Disney+ bringt Dolby Vision HDR in Europa zurück nach Patentstreit

Disney+ bringt Dolby Vision HDR in Europa zurück nach Patentstreit

Disney+ bringt Dolby Vision HDR in Europa zurück – nach einer kurzen Unterbrechung ist das erweiterte Bildformat wieder für viele Nutzer verfügbar. Die Funktion war zuvor für zahlreiche Abonnenten in der Disney+-App verschwunden, ebenso bei 3D-Filmen auf Apples Vision Pro, die ebenfalls Dolby Vision nutzen.

Zunächst hatte Disney von „technischen Herausforderungen“ gesprochen. Inzwischen ist jedoch klar: Hinter der vorübergehenden Entfernung stand ein Patentstreit. Gegenüber FlatpanelsHD erklärte Disney+, dass ein Verfahren vor einem deutschen Patentgericht das Unternehmen dazu gezwungen habe, die Verfügbarkeit bestimmter fortschrittlicher Videoformate in Deutschland und weiteren Märkten anzupassen.

Patentstreit führte zur vorübergehenden Abschaltung

Die Aussage des Streaming-Dienstes bringt nach Wochen der Spekulation mehr Klarheit. Viele Beobachter hatten bereits vermutet, dass juristische Auseinandersetzungen der eigentliche Grund für das Verschwinden von Dolby Vision HDR waren. Jetzt ist bestätigt, dass genau dieser Rechtsstreit hinter der Änderung stand.

Inzwischen ist die Funktion wieder zurück. Auch die 3D-Filme für Vision Pro, die auf dieselbe Videotechnologie setzen, sind erneut verfügbar. Für Nutzer bedeutet das vor allem eine sichtbare Verbesserung bei kompatiblen Inhalten, insbesondere bei Filmen und Serien mit hohem Kontrastumfang.

Streaming-Anbieter geraten immer häufiger unter juristischen Druck

Der Fall zeigt, wie eng technische Innovation und Patentrecht inzwischen miteinander verknüpft sind. Gerade im Streaming-Markt kommt es regelmäßig zu Auseinandersetzungen um Video-Codecs, Bildformate und Übertragungstechnologien.

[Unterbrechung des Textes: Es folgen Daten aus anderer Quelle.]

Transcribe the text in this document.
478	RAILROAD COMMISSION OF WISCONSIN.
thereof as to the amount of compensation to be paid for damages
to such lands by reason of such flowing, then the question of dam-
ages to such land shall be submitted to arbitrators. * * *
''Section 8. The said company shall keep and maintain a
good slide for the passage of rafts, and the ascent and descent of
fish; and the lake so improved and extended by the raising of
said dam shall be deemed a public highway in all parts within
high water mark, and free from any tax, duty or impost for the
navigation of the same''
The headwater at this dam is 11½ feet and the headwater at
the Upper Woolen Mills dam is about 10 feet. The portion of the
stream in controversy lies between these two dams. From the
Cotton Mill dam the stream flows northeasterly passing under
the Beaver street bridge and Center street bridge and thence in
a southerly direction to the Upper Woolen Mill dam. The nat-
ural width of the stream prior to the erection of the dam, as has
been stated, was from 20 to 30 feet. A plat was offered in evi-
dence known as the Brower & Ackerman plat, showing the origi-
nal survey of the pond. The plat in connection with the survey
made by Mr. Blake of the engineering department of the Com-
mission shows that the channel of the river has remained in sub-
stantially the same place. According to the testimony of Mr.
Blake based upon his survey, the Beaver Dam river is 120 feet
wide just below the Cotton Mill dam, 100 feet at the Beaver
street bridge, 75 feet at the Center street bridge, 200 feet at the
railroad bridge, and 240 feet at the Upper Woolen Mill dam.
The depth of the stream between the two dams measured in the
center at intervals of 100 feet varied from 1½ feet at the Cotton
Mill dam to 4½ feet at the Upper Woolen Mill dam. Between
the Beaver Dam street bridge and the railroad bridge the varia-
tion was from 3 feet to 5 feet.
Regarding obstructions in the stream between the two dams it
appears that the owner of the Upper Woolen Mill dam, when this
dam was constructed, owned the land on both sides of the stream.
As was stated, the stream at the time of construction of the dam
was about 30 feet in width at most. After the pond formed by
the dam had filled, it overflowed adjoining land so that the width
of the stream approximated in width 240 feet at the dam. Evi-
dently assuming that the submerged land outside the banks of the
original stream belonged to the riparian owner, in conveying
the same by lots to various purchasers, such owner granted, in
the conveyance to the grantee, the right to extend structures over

Große Plattformen wie Disney, Amazon und Netflix standen in den vergangenen Jahren immer wieder im Fokus entsprechender Verfahren.

Auch andere Unternehmen aus der Medien- und Elektronikbranche sind betroffen. Der Hintergrund ist meist derselbe: Moderne Videotechnologien bestehen aus zahlreichen einzelnen Bausteinen, die jeweils patentiert sein können. Sobald ein Anbieter diese Technik einsetzt, können Lizenzforderungen oder gerichtliche Streitigkeiten folgen.

Tausende Patente stecken in modernen Videoformaten

Im aktuellen Fall spielte InterDigital eine zentrale Rolle. Das Unternehmen verfügt über fast 12.000 Patente allein im Bereich Videotechnologie und ist dafür bekannt, seine Rechte international durchzusetzen. Klagen wurden in mehreren Regionen eingereicht, darunter Brasilien, Kalifornien und verschiedene Gerichte in Deutschland.

Genau darin liegt das Grundproblem der Branche: Formate wie HEVC oder andere moderne Videostandards basieren auf einer Vielzahl älterer technischer Entwicklungen. Viele dieser Bestandteile gehören unterschiedlichen Konzernen, darunter Sony, Samsung, Microsoft, Panasonic, Toshiba und weitere Technologiefirmen.

Patent-Pools machen Lizenzen einfacher – aber nicht günstiger

Um die Nutzung solcher Technologien überhaupt praktikabel zu machen, arbeiten Patentinhaber häufig in sogenannten Patent-Pools zusammen. Unternehmen, die ein bestimmtes Videoformat einsetzen wollen, erwerben dann eine Sammellizenz, die den Zugriff auf ein größeres Patentpaket ermöglicht.

Billig ist das nicht. Je nach Größe des Streaming-Anbieters und seiner Reichweite können die Lizenzkosten für relevante Video-Codecs schnell in den Millionenbereich pro Monat steigen. Genau deshalb haben Patentfragen heute unmittelbare Auswirkungen darauf, welche Funktionen Plattformen anbieten können – und welche zeitweise verschwinden.

Die Rückkehr von Dolby Vision HDR bei Disney+ dürfte viele Nutzer beruhigen. Gleichzeitig macht der Fall deutlich, dass hinter scheinbar einfachen App-Funktionen oft ein komplexes Netz aus Technik, Lizenzen und Gerichtsverfahren steht.